Aus dem illustrirten Prachtwerke „Rheinfahrt. Von den Quellen des Rheins bis zum Meere. Schilderungen von Karl Stieler, H. Wachenhusen, F. W. Hackländer.“

[216]

Die Achatindustrie in Oberstein.

Mit Illustrationen von R. Püttner und F. Kallmorgen.

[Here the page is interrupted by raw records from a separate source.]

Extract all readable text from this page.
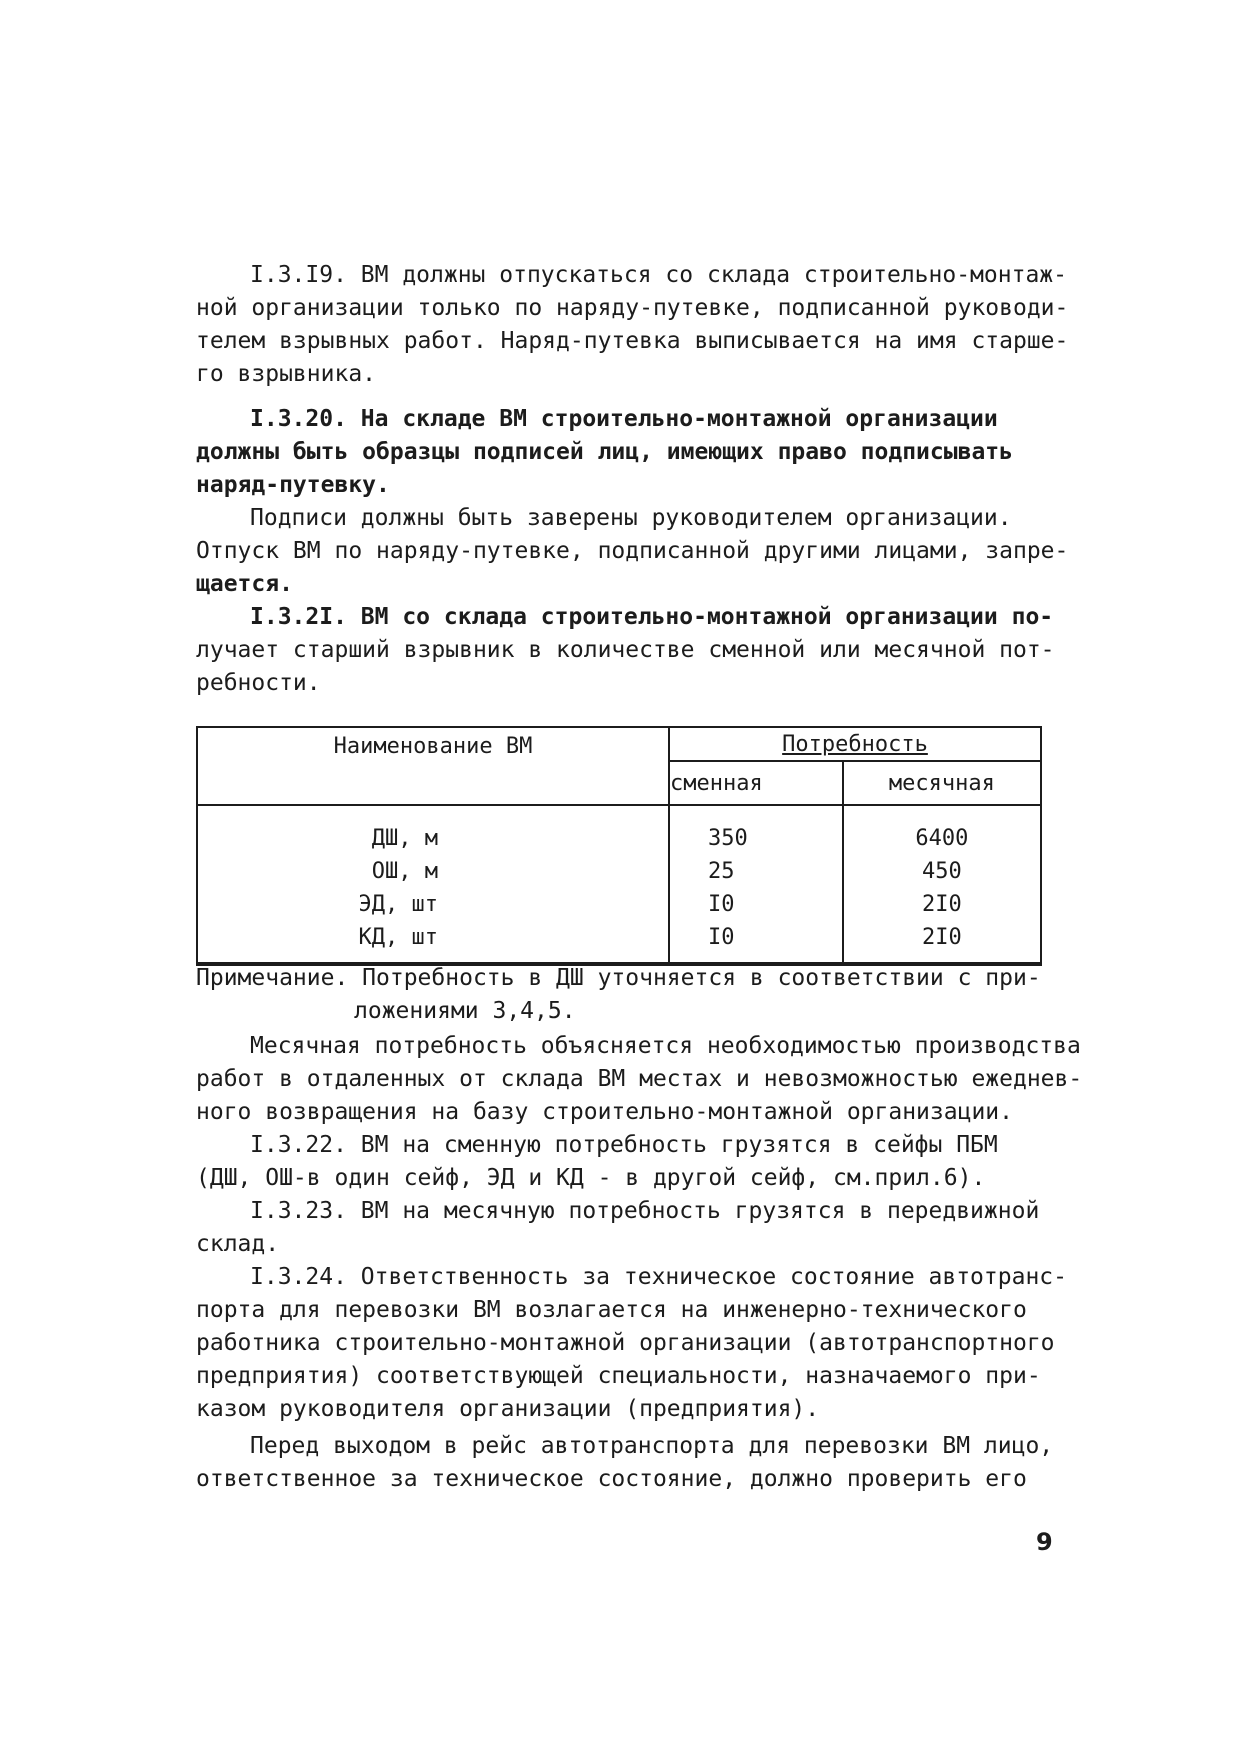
I.3.I9. ВМ должны отпускаться со склада строительно-монтаж-
ной организации только по наряду-путевке, подписанной руководи-
телем взрывных работ. Наряд-путевка выписывается на имя старше-
го взрывника.
I.3.20. На складе ВМ строительно-монтажной организации
должны быть образцы подписей лиц, имеющих право подписывать
наряд-путевку.
Подписи должны быть заверены руководителем организации.
Отпуск ВМ по наряду-путевке, подписанной другими лицами, запре-
щается.
I.3.2I. ВМ со склада строительно-монтажной организации по-
лучает старший взрывник в количестве сменной или месячной пот-
ребности.
Наименование ВМ	Потребность	
	сменная	месячная
ДШ, м	350	6400
ОШ, м	25	450
ЭД, шт	I0	2I0
КД, шт	I0	2I0
Примечание. Потребность в ДШ уточняется в соответствии с при-
ложениями 3,4,5.
Месячная потребность объясняется необходимостью производства
работ в отдаленных от склада ВМ местах и невозможностью ежеднев-
ного возвращения на базу строительно-монтажной организации.
I.3.22. ВМ на сменную потребность грузятся в сейфы ПБМ
(ДШ, ОШ-в один сейф, ЭД и КД - в другой сейф, см.прил.6).
I.3.23. ВМ на месячную потребность грузятся в передвижной
склад.
I.3.24. Ответственность за техническое состояние автотранс-
порта для перевозки ВМ возлагается на инженерно-технического
работника строительно-монтажной организации (автотранспортного
предприятия) соответствующей специальности, назначаемого при-
казом руководителя организации (предприятия).
Перед выходом в рейс автотранспорта для перевозки ВМ лицо,
ответственное за техническое состояние, должно проверить его
9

Das Städtchen Oberstein an der Nahe ist recht malerisch gelegen. Das beweist jedem, der es nicht gesehen, die nachfolgende Schilderung einer alten Handschrift: „Oberstein liegt auf der Nah’; auf Oberstein liegt die Kirch’, auf der Kirch’ das Schloß, auf dem Schlosse der Weiher; auf dem Weiher liegt der Wald; auf dem Walde liegt eine Heid’, wo der Schäfer seine Lämmer weidt.“

Diese malerische Lage, welche der alte Chronist so anschaulich schildert, dürfte die Stadt mit vielen anderen Schwestern im Deutschen Reiche theilen, und ihretwegen wollen wir auch keineswegs mit den Lesern der „Gartenlaube“ Oberstein aufsuchen, sondern wegen eines anderen Vorzuges, den die Stadt dem regen Fleiß ihrer Bürger verdankt.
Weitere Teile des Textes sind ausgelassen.